Three ministers were staying in the house, and the friends were out of it most days. They made sundry excursions, and lunched away. That first afternoon, Paul was taken to his friend's father's chapel. He was shown affectionately round. Judson opened the door of the roomy, clean, pitch-pine vestry with an air, and took obvious pride in a new pulpit of considerable dimensions. He explained the heating apparatus with the same sponsorial solicitude that a priest takes when he shows a visitor a new altar. He opened and played the new American organ. He exhibited, in short, an unhushed genial interest in and affection for a series of what already seemed to Paul incredibly ugly and unattractive things. For Paul had never admired his own mission hall. He had never even thought of admiration, or the reverse, in connection with it. It had stood for use, not for ornament. But Judson evidently saw in his chapel beautiful and holy ground. He did not take off his shoes, because he was not a ritualist and that was not his way, but he liked the heating apparatus to shine brightly and to burn the best coal.
It was much the same in the Minster. There had been a time when Paul had thought all cathedrals "high" and tending to Popery. Now he saw in Ripon a lovely thing misused and defaced. The choir was full of cane chairs, rank on rank, for it alone was chiefly used. They stood in platoons on the wide, dignified steps leading up to the altar, steps the stone of whose very approach was all but entirely concealed by an expensive red Turkey carpet, presented, they were impressively informed, by a lesser Royalty, when staying with the Bishop who had been popular at Court. The altar frontal had the appearance of red plush, with a multi-coloured Maltese cross worked upon it, flanked by lilies. It had cost seventy-five pounds sixteen shillings. They were told so. Also the two shades of red were locked in a violent argument.
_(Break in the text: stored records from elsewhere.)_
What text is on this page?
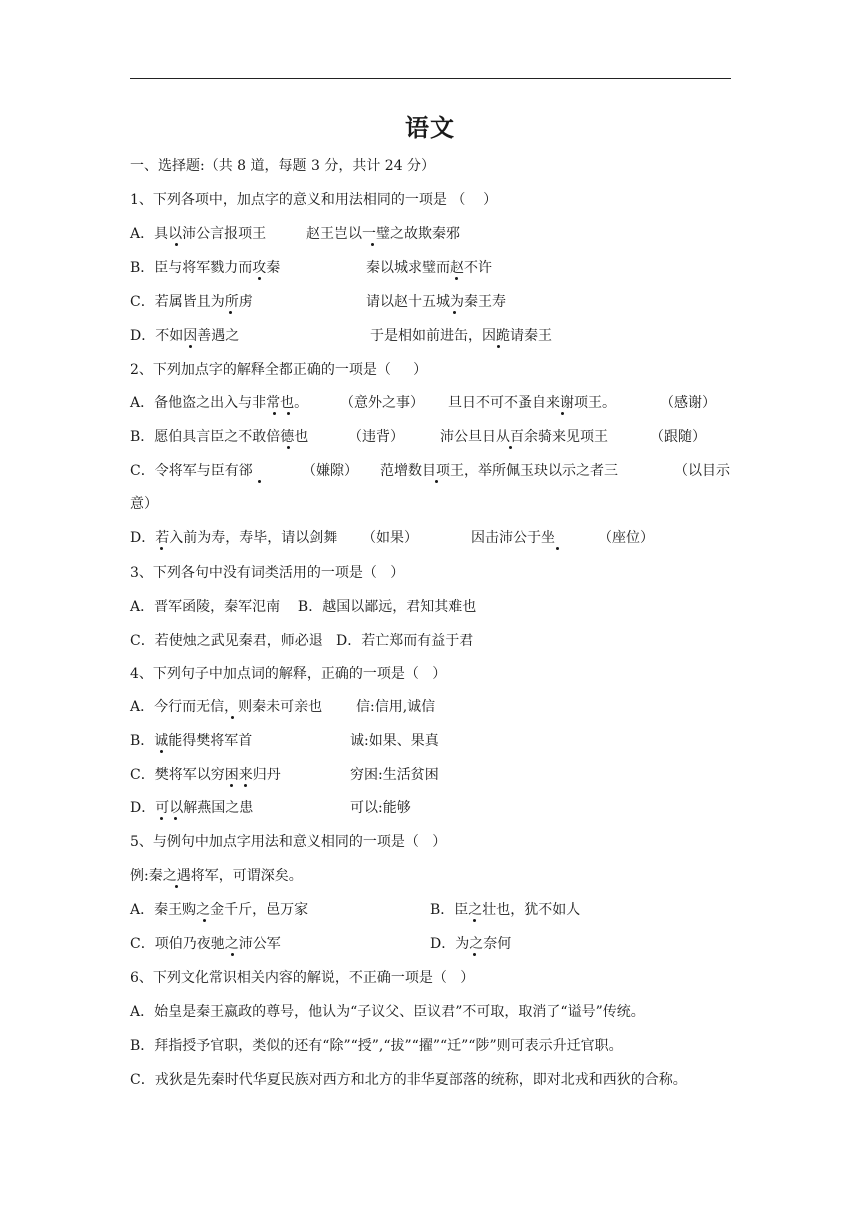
语文
一、选择题:（共 8 道，每题 3 分，共计 24 分）
1、下列各项中，加点字的意义和用法相同的一项是 （    ）
A．具以沛公言报项王	赵王岂以一璧之故欺秦邪
B．臣与将军戮力而攻秦	秦以城求璧而赵不许
C．若属皆且为所虏	请以赵十五城为秦王寿
D．不如因善遇之	于是相如前进缶，因跪请秦王
2、下列加点字的解释全都正确的一项是（     ）
A．备他盗之出入与非常也。 （意外之事） 旦日不可不蚤自来谢项王。	（感谢）
B．愿伯具言臣之不敢倍德也	（违背）	沛公旦日从百余骑来见项王	（跟随）
C．令将军与臣有郤	（嫌隙） 范增数目项王，举所佩玉玦以示之者三	（以目示
意）
D．若入前为寿，寿毕，请以剑舞 （如果）	因击沛公于坐	（座位）
3、下列各句中没有词类活用的一项是（   ）
A．晋军函陵，秦军氾南    B．越国以鄙远，君知其难也
C．若使烛之武见秦君，师必退   D．若亡郑而有益于君
4、下列句子中加点词的解释，正确的一项是（   ）
A．今行而无信，则秦未可亲也 信:信用,诚信
B．诚能得樊将军首	诚:如果、果真
C．樊将军以穷困来归丹	穷困:生活贫困
D．可以解燕国之患	可以:能够
5、与例句中加点字用法和意义相同的一项是（   ）
例:秦之遇将军，可谓深矣。
A．秦王购之金千斤，邑万家	B．臣之壮也，犹不如人
C．项伯乃夜驰之沛公军	D．为之奈何
6、下列文化常识相关内容的解说，不正确一项是（   ）
A．始皇是秦王嬴政的尊号，他认为“子议父、臣议君”不可取，取消了“谥号”传统。
B．拜指授予官职，类似的还有“除”“授”,“拔”“擢”“迁”“陟”则可表示升迁官职。
C．戎狄是先秦时代华夏民族对西方和北方的非华夏部落的统称，即对北戎和西狄的合称。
They saw the high, oak-roofed Lady Chapel, which was lined with never-opened books, called a library, and used for a choir vestry. The light streamed through its lovely window upon dog-eared piles of Tallis's chant-books. And in the North Transept, they stood in front of an immense and decorated Georgian memorial for which pillars had been broken and carvings cut away, a memorial which was approached still by ancient altar steps, and on the top of which reposed a Georgian figure in coloured stone who reclined upon his side, one elbow propping up his bewigged head, and one hand, with lace at the wrist, frozen for ever in a timeless pat upon a bulging stomach.
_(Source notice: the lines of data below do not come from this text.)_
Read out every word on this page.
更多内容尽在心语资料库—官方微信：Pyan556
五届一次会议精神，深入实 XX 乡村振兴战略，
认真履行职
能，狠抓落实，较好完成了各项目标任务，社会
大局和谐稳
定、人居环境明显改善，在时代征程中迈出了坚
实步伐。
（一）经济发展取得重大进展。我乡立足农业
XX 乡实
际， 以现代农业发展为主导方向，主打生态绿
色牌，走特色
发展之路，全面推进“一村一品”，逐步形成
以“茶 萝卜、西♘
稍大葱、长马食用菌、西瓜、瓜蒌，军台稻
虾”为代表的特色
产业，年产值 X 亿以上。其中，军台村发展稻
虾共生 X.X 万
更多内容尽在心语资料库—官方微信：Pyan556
Judson saw pleasant humanity in the effigy, the verger magnificence, Paul an artistic and religious abomination of desolation, and they all three ascribed their own feelings to the all-seeing deity. The sunlight continued to dapple the stone which ever way it was.
They went, also, to Fountains Abbey. Judson expressed contempt for the decadent English aristocracy, excited thereto by some subtle influence arising from the well-cut, trim lawns, and much admired the view of a classical temple which is to be seen through a well-placed gap. He admired it to the extent of a pipe upon the spot. Within the ruin, Paul sat on a fallen stone, and fell on silence. Returning from a tour of inspection, Judson surveyed him with amusement.
"Are you brooding upon a sonnet, Kestern?" he enquired, feeling for his matches again.
Paul's tragic youth forbade him to reply.
"Well, those blessed monks of yours did themselves proud, anyway," continued his companion. Puff-puff. "Wonder if we could get up a picnic here."
The distant hoot of a char-a-banc appeared more or less to answer him.